The next part of the puzzle is how to attack the walls. I've noticed the new houses around me are being built with 2x6" knee walls for r-19 insulation. I considered nailing some 2x2's to the studs and using r-19. I'm not sure this would be cost effective though. I also need to sheath the back of the walls. Any suggestions on what to use there? I would like to add some r-value if possible. I have read where there are issues with creating a double vapor barrier. The current r-13 insulation has a paper backing facing the bonus room. I'm also at a bit of a loss on the best way to handle the top of the knee walls since there is no top plate and the studs are nailed to the rafters. 

Below are some pics of the issues. Any and all suggestions would be greatly appreciated. 

Thanks





They just curled the insulation up to try to block the air flow


Back side of knee wall. R-13 which is working it's way out of the stud cavity



access door I installed


Attic above bonus room



Top of knee wall



The 2x10's are still part of the bonus room, but they are over the laundry room / hall / hall closet. I have a nice hump in the floor at the transition from the 2 x 10's to the I joists, but that is a good subject for another thread / project.


----------



## Windows on Wash (Aug 30, 2011)

Where is the home located? 

You are mostly on the right track.


----------



## 99ls1tj (Jun 6, 2016)

Windows on Wash said:


> Where is the home located?
> 
> You are mostly on the right track.


Good question, I should have included that.

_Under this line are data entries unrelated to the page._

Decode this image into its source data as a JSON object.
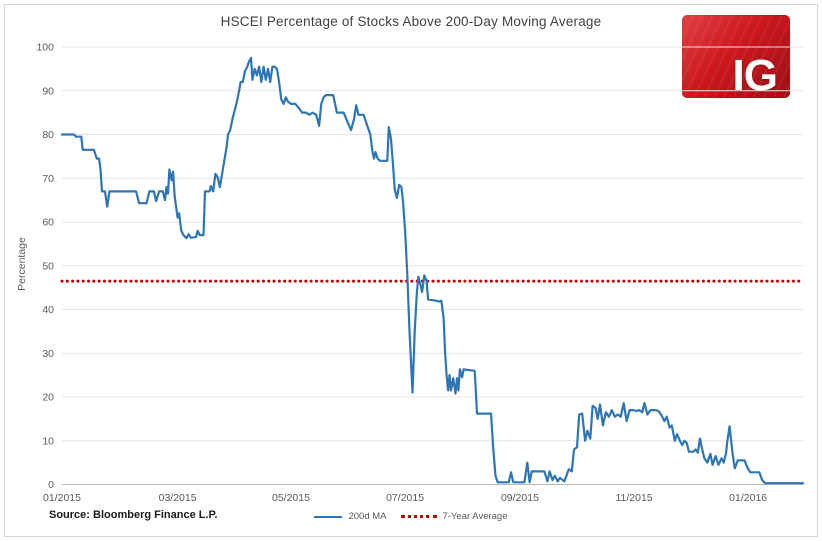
{
  "logo": {
    "text": "IG",
    "bg_color": "#cb181e"
  },
  "chart_data": {
    "type": "line",
    "title": "HSCEI Percentage of Stocks Above 200-Day Moving Average",
    "xlabel": "",
    "ylabel": "Percentage",
    "ylim": [
      0,
      100
    ],
    "y_ticks": [
      0,
      10,
      20,
      30,
      40,
      50,
      60,
      70,
      80,
      90,
      100
    ],
    "x_tick_labels": [
      "01/2015",
      "03/2015",
      "05/2015",
      "07/2015",
      "09/2015",
      "11/2015",
      "01/2016"
    ],
    "x_tick_pos": [
      0.0,
      0.156,
      0.309,
      0.463,
      0.618,
      0.772,
      0.926
    ],
    "grid": "horizontal",
    "legend_position": "bottom",
    "source": "Source: Bloomberg Finance L.P.",
    "reference_line": {
      "name": "7-Year Average",
      "value": 46.5,
      "color": "#C00000",
      "style": "dotted"
    },
    "series": [
      {
        "name": "200d MA",
        "color": "#2E75B6",
        "style": "solid",
        "points": [
          [
            0.0,
            80
          ],
          [
            0.016,
            80
          ],
          [
            0.019,
            79.5
          ],
          [
            0.026,
            79.5
          ],
          [
            0.028,
            76.5
          ],
          [
            0.043,
            76.5
          ],
          [
            0.047,
            74.5
          ],
          [
            0.05,
            74.5
          ],
          [
            0.052,
            72
          ],
          [
            0.054,
            67
          ],
          [
            0.058,
            67
          ],
          [
            0.061,
            63.5
          ],
          [
            0.064,
            67
          ],
          [
            0.1,
            67
          ],
          [
            0.104,
            64.3
          ],
          [
            0.114,
            64.3
          ],
          [
            0.118,
            67
          ],
          [
            0.124,
            67
          ],
          [
            0.127,
            64.8
          ],
          [
            0.131,
            67
          ],
          [
            0.136,
            67
          ],
          [
            0.139,
            65
          ],
          [
            0.141,
            68
          ],
          [
            0.143,
            66.5
          ],
          [
            0.145,
            72
          ],
          [
            0.148,
            69.5
          ],
          [
            0.15,
            71.5
          ],
          [
            0.152,
            66
          ],
          [
            0.156,
            61
          ],
          [
            0.158,
            62
          ],
          [
            0.161,
            58
          ],
          [
            0.164,
            57
          ],
          [
            0.168,
            56.3
          ],
          [
            0.171,
            57.2
          ],
          [
            0.174,
            56.4
          ],
          [
            0.181,
            56.6
          ],
          [
            0.183,
            58
          ],
          [
            0.186,
            57
          ],
          [
            0.191,
            57
          ],
          [
            0.193,
            67
          ],
          [
            0.199,
            67
          ],
          [
            0.201,
            68.2
          ],
          [
            0.204,
            67
          ],
          [
            0.207,
            71
          ],
          [
            0.21,
            70.3
          ],
          [
            0.213,
            68
          ],
          [
            0.216,
            71
          ],
          [
            0.219,
            74
          ],
          [
            0.222,
            77
          ],
          [
            0.224,
            80
          ],
          [
            0.227,
            81
          ],
          [
            0.23,
            83.5
          ],
          [
            0.233,
            85.5
          ],
          [
            0.236,
            87.5
          ],
          [
            0.239,
            90
          ],
          [
            0.241,
            92
          ],
          [
            0.244,
            92
          ],
          [
            0.247,
            94.5
          ],
          [
            0.25,
            95.5
          ],
          [
            0.252,
            96.5
          ],
          [
            0.255,
            97.5
          ],
          [
            0.257,
            92.5
          ],
          [
            0.26,
            95
          ],
          [
            0.263,
            93.5
          ],
          [
            0.266,
            95.5
          ],
          [
            0.269,
            92
          ],
          [
            0.272,
            95.5
          ],
          [
            0.275,
            92.5
          ],
          [
            0.278,
            95
          ],
          [
            0.281,
            92
          ],
          [
            0.284,
            95.5
          ],
          [
            0.287,
            95.5
          ],
          [
            0.29,
            95
          ],
          [
            0.293,
            92
          ],
          [
            0.296,
            88
          ],
          [
            0.299,
            87
          ],
          [
            0.302,
            88.5
          ],
          [
            0.305,
            87.5
          ],
          [
            0.309,
            87
          ],
          [
            0.315,
            87
          ],
          [
            0.32,
            86
          ],
          [
            0.324,
            85
          ],
          [
            0.329,
            85
          ],
          [
            0.334,
            84.5
          ],
          [
            0.338,
            85
          ],
          [
            0.343,
            84.5
          ],
          [
            0.347,
            82
          ],
          [
            0.35,
            87
          ],
          [
            0.353,
            88.5
          ],
          [
            0.356,
            89
          ],
          [
            0.366,
            89
          ],
          [
            0.371,
            85
          ],
          [
            0.38,
            85
          ],
          [
            0.385,
            83
          ],
          [
            0.39,
            81
          ],
          [
            0.394,
            83.5
          ],
          [
            0.397,
            86.7
          ],
          [
            0.4,
            84.5
          ],
          [
            0.407,
            84.5
          ],
          [
            0.412,
            82
          ],
          [
            0.416,
            80
          ],
          [
            0.419,
            76
          ],
          [
            0.421,
            74.5
          ],
          [
            0.423,
            76
          ],
          [
            0.426,
            74.5
          ],
          [
            0.429,
            74
          ],
          [
            0.439,
            74
          ],
          [
            0.441,
            81.7
          ],
          [
            0.444,
            79
          ],
          [
            0.447,
            72.5
          ],
          [
            0.449,
            67.5
          ],
          [
            0.452,
            65.5
          ],
          [
            0.455,
            68.5
          ],
          [
            0.458,
            68
          ],
          [
            0.46,
            65
          ],
          [
            0.463,
            58
          ],
          [
            0.466,
            48
          ],
          [
            0.469,
            35
          ],
          [
            0.473,
            21
          ],
          [
            0.476,
            35
          ],
          [
            0.479,
            44
          ],
          [
            0.481,
            47.5
          ],
          [
            0.484,
            45.5
          ],
          [
            0.486,
            44
          ],
          [
            0.489,
            47.8
          ],
          [
            0.492,
            46.5
          ],
          [
            0.494,
            42.3
          ],
          [
            0.506,
            42
          ],
          [
            0.509,
            41.8
          ],
          [
            0.512,
            42
          ],
          [
            0.515,
            38
          ],
          [
            0.517,
            30
          ],
          [
            0.519,
            25
          ],
          [
            0.521,
            21.5
          ],
          [
            0.523,
            25
          ],
          [
            0.525,
            21.5
          ],
          [
            0.528,
            24.3
          ],
          [
            0.531,
            20.8
          ],
          [
            0.533,
            24.3
          ],
          [
            0.535,
            21.5
          ],
          [
            0.537,
            26.3
          ],
          [
            0.54,
            24.5
          ],
          [
            0.542,
            26.3
          ],
          [
            0.557,
            26
          ],
          [
            0.56,
            16.2
          ],
          [
            0.579,
            16.2
          ],
          [
            0.582,
            8
          ],
          [
            0.585,
            2
          ],
          [
            0.588,
            0.5
          ],
          [
            0.603,
            0.5
          ],
          [
            0.606,
            2.8
          ],
          [
            0.609,
            0.5
          ],
          [
            0.624,
            0.5
          ],
          [
            0.628,
            5
          ],
          [
            0.631,
            0.5
          ],
          [
            0.634,
            3
          ],
          [
            0.651,
            3
          ],
          [
            0.655,
            0.7
          ],
          [
            0.658,
            3
          ],
          [
            0.662,
            1
          ],
          [
            0.665,
            2
          ],
          [
            0.669,
            0.7
          ],
          [
            0.672,
            1.5
          ],
          [
            0.678,
            0.7
          ],
          [
            0.684,
            3.5
          ],
          [
            0.688,
            3
          ],
          [
            0.691,
            8
          ],
          [
            0.695,
            8.5
          ],
          [
            0.698,
            16
          ],
          [
            0.702,
            16.2
          ],
          [
            0.706,
            10
          ],
          [
            0.709,
            12.3
          ],
          [
            0.713,
            10.5
          ],
          [
            0.716,
            18
          ],
          [
            0.72,
            17.5
          ],
          [
            0.723,
            15
          ],
          [
            0.726,
            18.3
          ],
          [
            0.73,
            13.5
          ],
          [
            0.734,
            16.5
          ],
          [
            0.738,
            15.5
          ],
          [
            0.742,
            17
          ],
          [
            0.746,
            15.5
          ],
          [
            0.75,
            16
          ],
          [
            0.754,
            15.5
          ],
          [
            0.758,
            18.6
          ],
          [
            0.762,
            14.5
          ],
          [
            0.766,
            17
          ],
          [
            0.771,
            17
          ],
          [
            0.775,
            16.8
          ],
          [
            0.779,
            17
          ],
          [
            0.783,
            16.5
          ],
          [
            0.786,
            18.6
          ],
          [
            0.79,
            16
          ],
          [
            0.794,
            17
          ],
          [
            0.801,
            17
          ],
          [
            0.805,
            16.8
          ],
          [
            0.809,
            15.8
          ],
          [
            0.813,
            14.5
          ],
          [
            0.816,
            15.5
          ],
          [
            0.82,
            13
          ],
          [
            0.823,
            13.5
          ],
          [
            0.827,
            10
          ],
          [
            0.83,
            11.5
          ],
          [
            0.834,
            10
          ],
          [
            0.837,
            9
          ],
          [
            0.84,
            10
          ],
          [
            0.843,
            9.5
          ],
          [
            0.846,
            7.5
          ],
          [
            0.852,
            7.5
          ],
          [
            0.855,
            8
          ],
          [
            0.858,
            7.3
          ],
          [
            0.861,
            10.5
          ],
          [
            0.864,
            8
          ],
          [
            0.867,
            6
          ],
          [
            0.871,
            5
          ],
          [
            0.875,
            7
          ],
          [
            0.878,
            4.5
          ],
          [
            0.882,
            6.5
          ],
          [
            0.886,
            4.5
          ],
          [
            0.89,
            6
          ],
          [
            0.893,
            5
          ],
          [
            0.896,
            7
          ],
          [
            0.898,
            10
          ],
          [
            0.901,
            13.3
          ],
          [
            0.905,
            7
          ],
          [
            0.908,
            3.7
          ],
          [
            0.912,
            5.5
          ],
          [
            0.921,
            5.5
          ],
          [
            0.926,
            3.5
          ],
          [
            0.929,
            2.8
          ],
          [
            0.941,
            2.8
          ],
          [
            0.945,
            1
          ],
          [
            0.949,
            0.3
          ],
          [
            1.0,
            0.3
          ]
        ]
      }
    ]
  }
}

Home is located just North of Atlanta, Ga.


----------



## Windows on Wash (Aug 30, 2011)

99ls1tj said:


> Good question, I should have included that.
> 
> Home is located just North of Atlanta, Ga.

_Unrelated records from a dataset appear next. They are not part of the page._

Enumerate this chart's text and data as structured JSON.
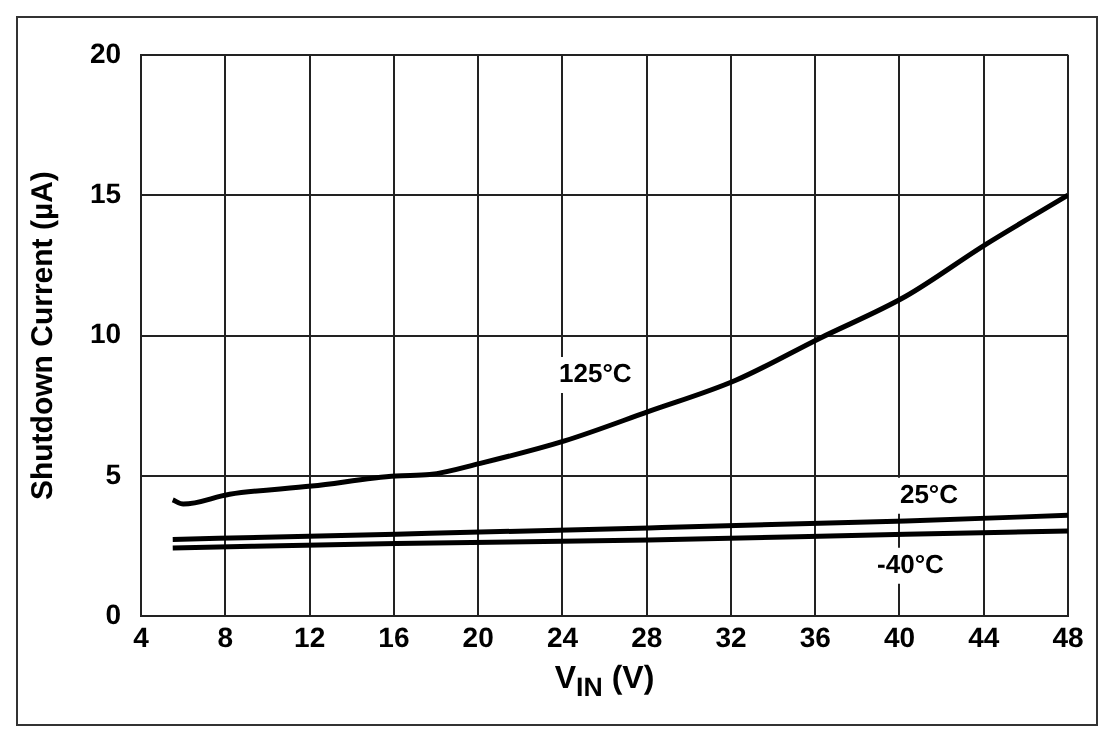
{
  "chart_data": {
    "type": "line",
    "xlabel": "V$_{IN}$ (V)",
    "ylabel": "Shutdown Current (µA)",
    "xlim": [
      4,
      48
    ],
    "xticks": [
      4,
      8,
      12,
      16,
      20,
      24,
      28,
      32,
      36,
      40,
      44,
      48
    ],
    "ylim": [
      0,
      20
    ],
    "yticks": [
      0,
      5,
      10,
      15,
      20
    ],
    "grid": true,
    "legend": false,
    "marker": "none",
    "line_style": "solid",
    "series": [
      {
        "name": "125°C",
        "color": "#000000",
        "x": [
          5.5,
          6,
          8.2,
          12.1,
          16.1,
          17.7,
          20.1,
          24.1,
          28.1,
          32.2,
          36.2,
          40.3,
          44.1,
          48
        ],
        "values": [
          4.15,
          4,
          4.35,
          4.64,
          5,
          5.05,
          5.45,
          6.25,
          7.3,
          8.4,
          9.9,
          11.4,
          13.25,
          15
        ]
      },
      {
        "name": "25°C",
        "color": "#000000",
        "x": [
          5.5,
          16.1,
          28.1,
          40.3,
          48
        ],
        "values": [
          2.74,
          2.93,
          3.15,
          3.4,
          3.6
        ]
      },
      {
        "name": "-40°C",
        "color": "#000000",
        "x": [
          5.5,
          16.1,
          28.1,
          40.3,
          48
        ],
        "values": [
          2.44,
          2.6,
          2.72,
          2.93,
          3.04
        ]
      }
    ]
  }
}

Based on your location, you don't need any barrier and if anything, it would be located to the outside wall to keep the warm, moisture laden summer air from pushing in. 

http://buildingscience.com/documents/digests/bsd-106-understanding-vapor-barriers

Best way to handle the knee wall would be with some foil faced poly-iso foam across the framing. Combination of the radiant barrier and uncoupling of the framing from the warm attic air should work well. 

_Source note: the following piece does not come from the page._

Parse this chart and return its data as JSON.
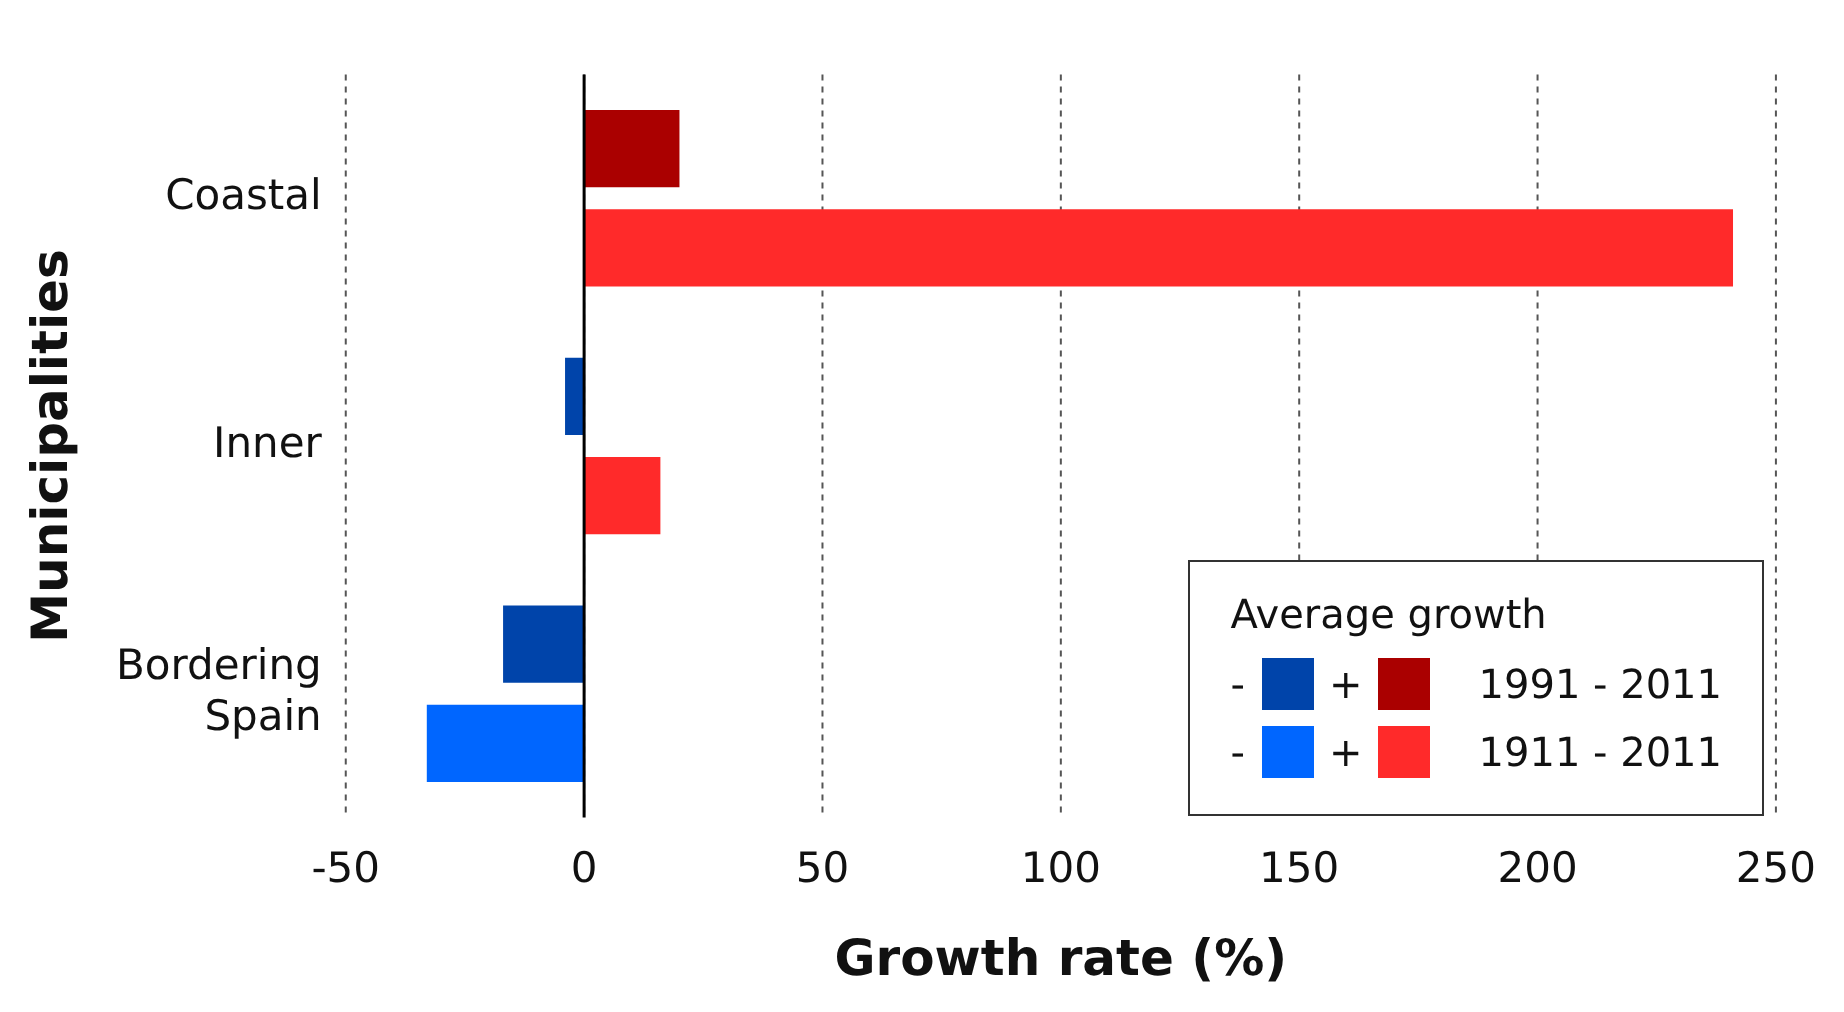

I am not to worried about the vapor trap in this case as you won't be generating too much moisture in the bonus room and the kraft paper is probably poorly fit. If you are concerned about it, you could remove the insulation and install some mineral wool (roxul) that is un-faced. 

In terms of the floor joist cavities, just installing some blockers and air sealing them will allow that air to function as an insulation layer and give you much better performance out of the assembly. I wouldn't go cutting holes in the ceiling or try to fill it as is.


----------



## Gary in WA (Mar 11, 2009)

So the link shows no foil-faced foamboard except in really cold climates, warm climate- Atlanta- Zone 3; no faced foam, only unfaced according to the link. You don't need a vapor retarder next to drywall per your location, no faced insulation- only latex paint as per link. "I am not to worried about the vapor trap in this case as you won't be generating too much moisture in the bonus room and the kraft paper is probably poorly fit."------- link also showed difference between air barrier and vapor barrier, perhaps you are confusing the two- vapor barrier is 95% effective if 95% there, slits/gaps only effect an air barrier. 

Be sure to close-off the top of wall to the rafters or you will get outside moist air in your cavity trying to get out; with foil- you limit drying to interior only (50%), as per link. Remove the asphalt facing and caulk the drywall/stud joints to stop room air entering stud cavity with your 3000 HDD, caulk between bottom plate/subfloor, add the unfaced FG back in, caulk edges of studs/plates before adding unfaced foam board so it has 100% chance to dry either way, as per link. Optimum job; seal the edges of foam with furnace tape/mastic as it does shrink with age. Add some spacer blocking to staple a radiant barrier too, so any moisture can get out if it ever gets in "flow-through" assembly as per link. Probably need an ignition barrier on the foam if using for storage, check local AHJ.

Gary


----------